Во дворец возвращались все тем же бешеным аллюром. Высадив у дворцового крыльца Калиостро и Катюшу, карета покатила дальше, увозя довольную ночным приключением императрицу. Вернувшись в свои покои после бурно прожитой ночи, Аполлон Кравчинский прежде всего приложился к бутылке. Видимо, таким неоригинальным способом пытался успокоить взбудораженные нервы. После чего упал на софу и в изнеможении вытянул ноги.

— Обувь сними, — посоветовал ему Ярослав, с трудом стягивая высокие сапоги.

— При чем тут ноги! — возмутился поэт. — Я, может, душой надорвался. Шутка сказать, пообщался с богом!

Кузнецов на эти слова Аполлона только плечами пожал. Будучи атеистом, он искал вполне материалистическое объяснение произошедшего. Другое дело, что эти поиски уводили его в такие фантастические выси, что оставалось только пожалеть о своей приверженности к дедукции там, где другие полагаются на Всевышнего.

— А кто тебе сказал, что я мистик, — возмутился Кравчинский. — Хотя, в отличие от тебя, человек я, безусловно, верующий, но именно поэтому я и не верю в божественную суть этого оракула. Храм Йо — это такая же псевдореальность, как и дворец.

— Хочешь сказать, что нам все это почудилось?

— Я не знаю, Ярила, природы явления, которое мы наблюдали, но уверен, что оракул не имеет никакого отношения к божественному провидению.
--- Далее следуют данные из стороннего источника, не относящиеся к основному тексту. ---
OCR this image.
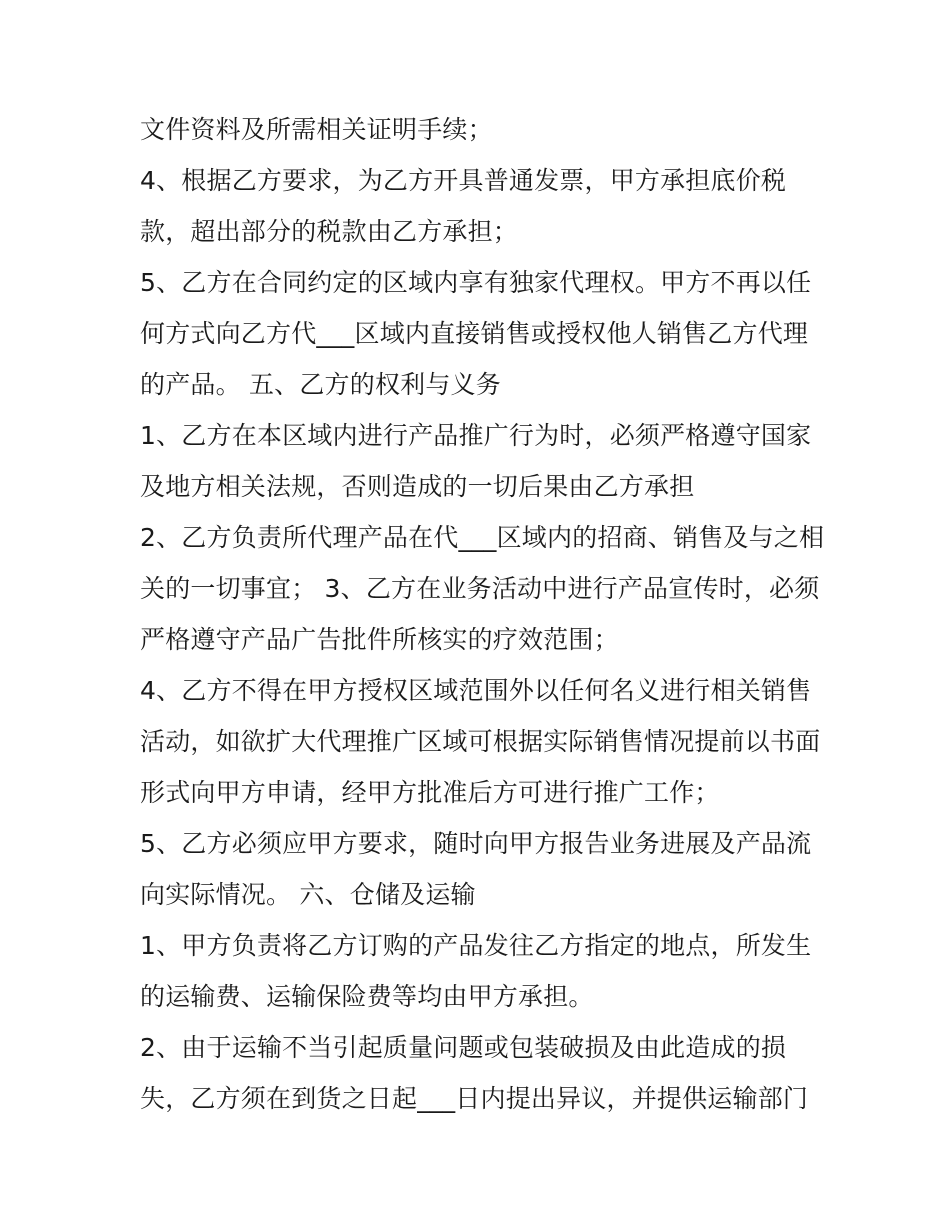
文件资料及所需相关证明手续；
4、根据乙方要求，为乙方开具普通发票，甲方承担底价税
款，超出部分的税款由乙方承担；
5、乙方在合同约定的区域内享有独家代理权。甲方不再以任
何方式向乙方代___区域内直接销售或授权他人销售乙方代理
的产品。 五、乙方的权利与义务
1、乙方在本区域内进行产品推广行为时，必须严格遵守国家
及地方相关法规，否则造成的一切后果由乙方承担
2、乙方负责所代理产品在代___区域内的招商、销售及与之相
关的一切事宜； 3、乙方在业务活动中进行产品宣传时，必须
严格遵守产品广告批件所核实的疗效范围；
4、乙方不得在甲方授权区域范围外以任何名义进行相关销售
活动，如欲扩大代理推广区域可根据实际销售情况提前以书面
形式向甲方申请，经甲方批准后方可进行推广工作；
5、乙方必须应甲方要求，随时向甲方报告业务进展及产品流
向实际情况。 六、仓储及运输
1、甲方负责将乙方订购的产品发往乙方指定的地点，所发生
的运输费、运输保险费等均由甲方承担。
2、由于运输不当引起质量问题或包装破损及由此造成的损
失，乙方须在到货之日起___日内提出异议，并提供运输部门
По-моему, это просто компьютер. Или что-то в этом роде.

— Но он же предсказал императрице ее судьбу?

— Она такая же императрица, как Колян Ходулин — граф, — криво усмехнулся Кравчинский. — Мы имеем дело с реальными людьми, Ярослав. Причем эти люди — наши современники. Зачем компьютеру понадобилось перепрограммировать их в исторических персонажей, я не знаю, но, похоже, цель у него есть. Возможно, он и нас запрограммировал на какие-то нужные ему действия.

Версия, высказанная Кравчинским, показалась Ярославу интересной. Не говоря уже о том, что она давала простор для дедуктивного метода, который, столкнувшись с явлениями мистическими, начал давать сбои.

— А куда делись печенеги?

— Это не печенеги, Ярила, и не монголо-татары, а скорее всего китайские торговцы, на свою беду наведавшиеся в дальнюю деревеньку.

— Шестерых я застрелил из револьвера фон Дорна, двух заколол шпагой. Они были натуральными покойниками. Я же видел кровь, что лилась из их ран! И вдруг — никого!

— В том то и дело, Ярила, что ты стрелял из револьвера фон Дорна, а не из собственного «Макарова».

— Нет у меня пистолета Макарова, с чего ты взял?

— Темнила, — обиделся Кравчинский. — Но в любом случае этим китайцам сильно повезло.